Whether you eventually lead movements, decide cases from the bench, return to the classroom to teach, run for office, advise clients, or defend the accused, you can -- and you will -- define the future of this country. This is your destiny. You may choose to offer input into how our nation is going to combat crime, protect our national security, strengthen our education system, safeguard the environment, uphold civil rights, or ensure that all Americans have the opportunity to access legal services. Or you may work -- and even fight -- to make certain that our nation's actions are consistent with the values that have distinguished -- and always must define -- the United States.
But no matter where your career path takes you, each of you can -- and all of you must -- find ways to call on our country to aim higher, to become better, and to do more for those who need our help most.
Although I can assure you that your contributions and your service are needed, I cannot tell you -- students or alumni -- exactly what work you should pursue or precisely what role you should fulfill. That is for you to discover. But I will encourage you to follow Bill Neukom's example -- to seek out mentors who can help you find your calling, and to pursue opportunities that will allow you to explore your passions, hone your skills, and fulfill your potential -- as well as your duties and obligations.
Today, we can all be encouraged that this new building -- which will house many of Stanford Law School's thriving legal clinics -- will be an incubator for innovative solutions and transformative ideas. Just as Bill Neukom envisioned, it will serve as a forum for unprecedented collaboration, and as a training ground for tomorrow's lawyers and leaders.

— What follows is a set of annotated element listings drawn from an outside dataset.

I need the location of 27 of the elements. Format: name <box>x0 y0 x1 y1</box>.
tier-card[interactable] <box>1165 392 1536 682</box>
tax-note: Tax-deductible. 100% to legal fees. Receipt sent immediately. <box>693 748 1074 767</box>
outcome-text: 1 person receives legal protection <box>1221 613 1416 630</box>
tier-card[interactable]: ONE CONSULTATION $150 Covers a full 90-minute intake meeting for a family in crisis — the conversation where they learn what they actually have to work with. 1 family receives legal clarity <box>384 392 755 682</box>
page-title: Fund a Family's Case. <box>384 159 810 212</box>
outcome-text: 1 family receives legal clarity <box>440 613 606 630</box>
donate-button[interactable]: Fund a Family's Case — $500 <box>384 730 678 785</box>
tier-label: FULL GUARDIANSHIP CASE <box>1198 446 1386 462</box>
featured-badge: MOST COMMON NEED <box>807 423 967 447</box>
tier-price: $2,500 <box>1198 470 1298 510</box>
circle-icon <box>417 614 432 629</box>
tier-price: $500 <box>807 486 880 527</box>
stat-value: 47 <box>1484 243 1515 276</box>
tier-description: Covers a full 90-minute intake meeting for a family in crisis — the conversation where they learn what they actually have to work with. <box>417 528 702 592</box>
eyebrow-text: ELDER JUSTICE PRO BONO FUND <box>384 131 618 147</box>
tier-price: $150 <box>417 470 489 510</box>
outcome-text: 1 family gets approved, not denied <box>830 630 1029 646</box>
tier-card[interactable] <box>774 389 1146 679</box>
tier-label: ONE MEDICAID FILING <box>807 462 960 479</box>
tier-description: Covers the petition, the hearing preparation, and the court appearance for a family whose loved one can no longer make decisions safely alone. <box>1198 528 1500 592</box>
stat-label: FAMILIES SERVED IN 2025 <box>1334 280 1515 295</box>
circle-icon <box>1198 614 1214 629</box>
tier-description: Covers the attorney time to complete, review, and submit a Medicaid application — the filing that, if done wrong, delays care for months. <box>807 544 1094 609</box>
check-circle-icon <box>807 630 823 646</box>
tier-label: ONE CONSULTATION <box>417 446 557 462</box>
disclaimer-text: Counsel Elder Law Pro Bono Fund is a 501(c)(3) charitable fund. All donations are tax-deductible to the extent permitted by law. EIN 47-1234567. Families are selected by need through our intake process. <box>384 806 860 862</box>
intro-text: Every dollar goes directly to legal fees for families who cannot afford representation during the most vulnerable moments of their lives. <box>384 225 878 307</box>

So, this afternoon, as we dedicate the William H. Neukom Building, let us also rededicate ourselves to supporting future generations of Stanford students and alumni -- and to encouraging and advancing the contributions that they will surely make, and the progress that they -- no doubt -- will lead. Just as surely as it has in the past, in the future, our great nation will look to this institution -- and to the lawyers who have graced this campus -- for direction and leadership. The building we now dedicate is the embodiment of an idea -- a vision of all that is, and can be, good in the legal profession. So, on this day, let us pledge to make that vision a reality for ourselves -- and for future generations.